Speeches & Floor Statements
Posted on July 27, 2017
Last Wednesday at the White House -- President Trump invited the Republican senators there -- he recommended to us that we repeal and replace Obamacare at the same time, simultaneously. He said that before in his interview on "60 Minutes" in January – that we should repeal and replace Obamacare “simultaneously,” which means to me at the same time.
I agree with the president, and that’s one reason that I voted yes on Tuesday for us to proceed to the House of Representatives bill because it would repeal and replace Obamacare at the same time. That's one reason I voted on Tuesday for the Senate health care bill that would have replaced and repealed Obamacare at the same time. We should repeal and replace Obamacare at the same time. The House voted to do that. The president recommended we do it.

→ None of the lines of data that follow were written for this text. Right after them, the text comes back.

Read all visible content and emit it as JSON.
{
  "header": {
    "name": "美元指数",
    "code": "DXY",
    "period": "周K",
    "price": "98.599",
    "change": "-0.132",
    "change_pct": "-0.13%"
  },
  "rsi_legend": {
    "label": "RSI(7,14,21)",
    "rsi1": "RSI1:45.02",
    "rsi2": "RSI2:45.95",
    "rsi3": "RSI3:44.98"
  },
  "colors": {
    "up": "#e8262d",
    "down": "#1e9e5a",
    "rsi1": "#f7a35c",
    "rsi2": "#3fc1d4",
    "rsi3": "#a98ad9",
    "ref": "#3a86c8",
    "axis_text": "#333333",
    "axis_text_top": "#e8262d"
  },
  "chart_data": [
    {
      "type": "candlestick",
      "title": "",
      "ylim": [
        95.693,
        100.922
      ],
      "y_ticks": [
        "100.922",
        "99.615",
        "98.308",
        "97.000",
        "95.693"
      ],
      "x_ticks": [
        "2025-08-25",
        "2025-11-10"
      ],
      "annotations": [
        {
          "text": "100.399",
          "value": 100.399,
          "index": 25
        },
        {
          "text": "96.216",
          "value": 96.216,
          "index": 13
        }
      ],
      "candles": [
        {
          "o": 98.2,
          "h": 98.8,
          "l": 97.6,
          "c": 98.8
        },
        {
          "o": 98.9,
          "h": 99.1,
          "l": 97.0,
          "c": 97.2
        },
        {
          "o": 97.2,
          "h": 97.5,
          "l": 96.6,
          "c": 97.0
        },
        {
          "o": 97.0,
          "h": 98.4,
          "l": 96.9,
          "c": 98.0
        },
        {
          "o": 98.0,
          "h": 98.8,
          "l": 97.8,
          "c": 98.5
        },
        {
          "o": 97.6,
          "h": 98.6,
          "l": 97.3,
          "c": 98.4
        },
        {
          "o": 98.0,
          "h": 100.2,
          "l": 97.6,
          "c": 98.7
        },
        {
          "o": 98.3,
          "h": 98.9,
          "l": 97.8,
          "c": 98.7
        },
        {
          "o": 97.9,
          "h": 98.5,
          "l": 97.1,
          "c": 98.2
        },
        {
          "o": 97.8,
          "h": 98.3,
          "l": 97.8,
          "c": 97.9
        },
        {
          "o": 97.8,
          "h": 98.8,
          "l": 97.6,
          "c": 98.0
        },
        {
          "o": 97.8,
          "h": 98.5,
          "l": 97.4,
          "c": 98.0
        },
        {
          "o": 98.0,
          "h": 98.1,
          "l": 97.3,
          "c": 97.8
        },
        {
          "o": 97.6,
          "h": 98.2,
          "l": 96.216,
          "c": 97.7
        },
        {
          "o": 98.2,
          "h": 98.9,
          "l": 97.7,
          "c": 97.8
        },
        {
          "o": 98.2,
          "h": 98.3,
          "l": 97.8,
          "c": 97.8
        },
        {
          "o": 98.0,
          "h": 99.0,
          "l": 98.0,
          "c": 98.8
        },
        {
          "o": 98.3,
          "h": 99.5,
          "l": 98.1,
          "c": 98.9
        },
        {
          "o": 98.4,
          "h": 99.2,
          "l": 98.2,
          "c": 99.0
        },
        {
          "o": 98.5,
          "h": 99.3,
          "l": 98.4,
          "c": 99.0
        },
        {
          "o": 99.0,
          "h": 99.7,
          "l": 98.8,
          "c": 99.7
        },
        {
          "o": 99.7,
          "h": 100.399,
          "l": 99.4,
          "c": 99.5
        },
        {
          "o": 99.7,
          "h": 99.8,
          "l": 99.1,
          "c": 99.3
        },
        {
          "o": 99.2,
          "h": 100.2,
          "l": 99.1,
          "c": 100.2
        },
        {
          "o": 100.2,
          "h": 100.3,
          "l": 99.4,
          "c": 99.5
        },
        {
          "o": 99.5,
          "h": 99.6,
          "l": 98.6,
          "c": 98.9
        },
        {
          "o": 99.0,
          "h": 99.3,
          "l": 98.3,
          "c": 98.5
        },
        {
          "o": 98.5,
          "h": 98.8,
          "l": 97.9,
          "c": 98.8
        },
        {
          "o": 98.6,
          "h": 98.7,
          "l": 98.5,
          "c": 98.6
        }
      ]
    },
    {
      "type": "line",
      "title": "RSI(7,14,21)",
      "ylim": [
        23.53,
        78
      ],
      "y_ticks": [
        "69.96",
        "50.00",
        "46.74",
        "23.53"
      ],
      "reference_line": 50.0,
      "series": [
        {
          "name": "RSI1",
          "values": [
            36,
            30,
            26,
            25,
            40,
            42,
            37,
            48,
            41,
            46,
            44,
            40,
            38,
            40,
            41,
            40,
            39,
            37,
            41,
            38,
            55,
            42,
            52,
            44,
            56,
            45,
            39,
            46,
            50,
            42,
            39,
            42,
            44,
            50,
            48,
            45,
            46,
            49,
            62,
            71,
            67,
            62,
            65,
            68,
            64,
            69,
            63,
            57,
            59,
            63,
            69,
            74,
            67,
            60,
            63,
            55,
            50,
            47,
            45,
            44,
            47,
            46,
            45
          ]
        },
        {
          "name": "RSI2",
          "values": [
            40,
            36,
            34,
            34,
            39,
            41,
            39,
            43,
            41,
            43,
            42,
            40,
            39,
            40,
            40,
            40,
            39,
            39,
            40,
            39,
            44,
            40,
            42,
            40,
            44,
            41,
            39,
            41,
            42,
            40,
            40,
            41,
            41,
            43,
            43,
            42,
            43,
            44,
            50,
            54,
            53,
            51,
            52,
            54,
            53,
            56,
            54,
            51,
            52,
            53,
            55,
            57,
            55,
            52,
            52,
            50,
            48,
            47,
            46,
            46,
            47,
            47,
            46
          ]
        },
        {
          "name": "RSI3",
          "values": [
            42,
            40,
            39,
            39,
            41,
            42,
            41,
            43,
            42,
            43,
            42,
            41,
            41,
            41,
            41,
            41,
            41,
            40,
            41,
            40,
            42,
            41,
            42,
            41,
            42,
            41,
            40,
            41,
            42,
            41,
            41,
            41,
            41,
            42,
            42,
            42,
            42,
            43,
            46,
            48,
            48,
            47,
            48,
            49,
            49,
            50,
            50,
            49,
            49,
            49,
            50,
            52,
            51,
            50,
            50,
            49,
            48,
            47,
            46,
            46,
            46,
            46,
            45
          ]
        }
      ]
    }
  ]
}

I agree we should --repeal and replace at the same time.
Now, why would I say that it needs to be done at the same time?
Well, there was a time in the past when we might have just repealed it and said in two years we may come up with an answer, but we can't do that now. Conditions have changed in Tennessee. Our state insurance commissioner Julie McPeak says that our individual insurance market is “very near collapse.”
That means up to 350,000 individuals in our state -- songwriters, workers, farmers who buy their insurance on the individual market -- are sitting there worrying in July and in August whether they'll have any option to buy insurance in 2018. So I don't think we can wait two years to repeal and replace Obamacare which is why I voted twice on Tuesday to do it again now, and why I voted against an amendment yesterday which said repeal it now and replace it in two years if you can.
I don't think Tennesseans will be very comfortable canceling insurance for 22 million Americans now and saying, trust Congress to find a replacement in two years. Pilots like to know where they are going to land when they take off and so should we.
We are proceeding ahead with our debate on the health care bill. It may be a little convoluted for people watching from the outside, but it's fairly straightforward. The House of Representatives has gone through a series of processes in committees and votes and has approved a bill to repeal and replace Obamacare now. To do both now.
The Senate has been working for six months, not just to repeal Obamacare, but to repeal and replace it now. There is some urgency about this. We have millions of Americans who are worrying that they may not be able to buy insurance in 2018. That's a very personal worry for millions of Americans. They want us to address it now, not two years from now.
So how do we do that? Well, later today we will have an opportunity to vote for a bill which will take us to a conference committee with the House of Representatives where we can get a solution to our goal of repealing and replacing Obamacare now. It is being called a “skinny bill” because it won't have much in it. It is not a solution to the Affordable Care Act problems, but it is a solution on how we can get to a place where we can write a solution to the Affordable Care Act problems. And it's wide open. For those who want to watch late into the night or early into the morning, we're here. We'll be offering amendments -- people can see that.
When we move to the conference committee with the House of Representatives, historically those deliberations have been open. People can watch that -- they can see that. That will take place over the next several weeks. And then after the conference committee agrees, if it does, on a bill to repeal and replace major parts of the Affordable Care Act now, not in two years, then it goes back to the House and back to the Senate for debate and approval on an up-or-down vote. That's the process.
And I want to make it clear to the American people that insofar as I'm concerned, I'm not interested in telling you, we're going to repeal something now, and trust us, trust the Congress to come up with some answer in two years. I don't want to say that to the American people. What I do want to say is, we have major problems with the Affordable Care Act. We can't repeal all of it in the budget process, but the House of Representatives showed that we can make major changes and major improvements. And the Senate bill, which I voted for on Tuesday to repeal and replace Obamacare, shows that we can make major changes and major improvements.
I'm convinced if we can move this process to a conference committee today between the House of Representatives and the United States Senate –that’s part of our regular procedure -- that we'll be able to agree on a way to improve the Affordable Care Act. And what that means is that we will repeal major parts of it, and we will replace those parts with parts that work better -- parts that give Americans more choices of insurance, that give 350,000 Tennesseans in the individual market some peace of mind to know that they'll actually be able to buy insurance next year, whereas if we don't act, many of them won't be able to just like millions of Americans may not be able to. There will be counties, if we do not act in the United States, where some of the most vulnerable Americans have zero insurance options in 2018.
They will have no support to buy insurance.
Those who don't get a subsidy from the federal government -- a hard-working American who might be earning $50,000 or $60,000 a year -- no federal subsidy for that person, and he or she will have such high deductibles that they won't have insurance either. I think we're on a path toward a solution, and the solution means, number one, we move the debate out of the Senate this afternoon and on to the conference committee. And that our goal, when we get there, is to repeal and replace major parts of Obamacare, the Affordable Care Act, and replace those parts with provisions that transfer responsibilities to the states to make decisions that give consumers more choices of health insurance at lower costs. That's a noble goal. One we are pursuing, and one in which I hope we succeed.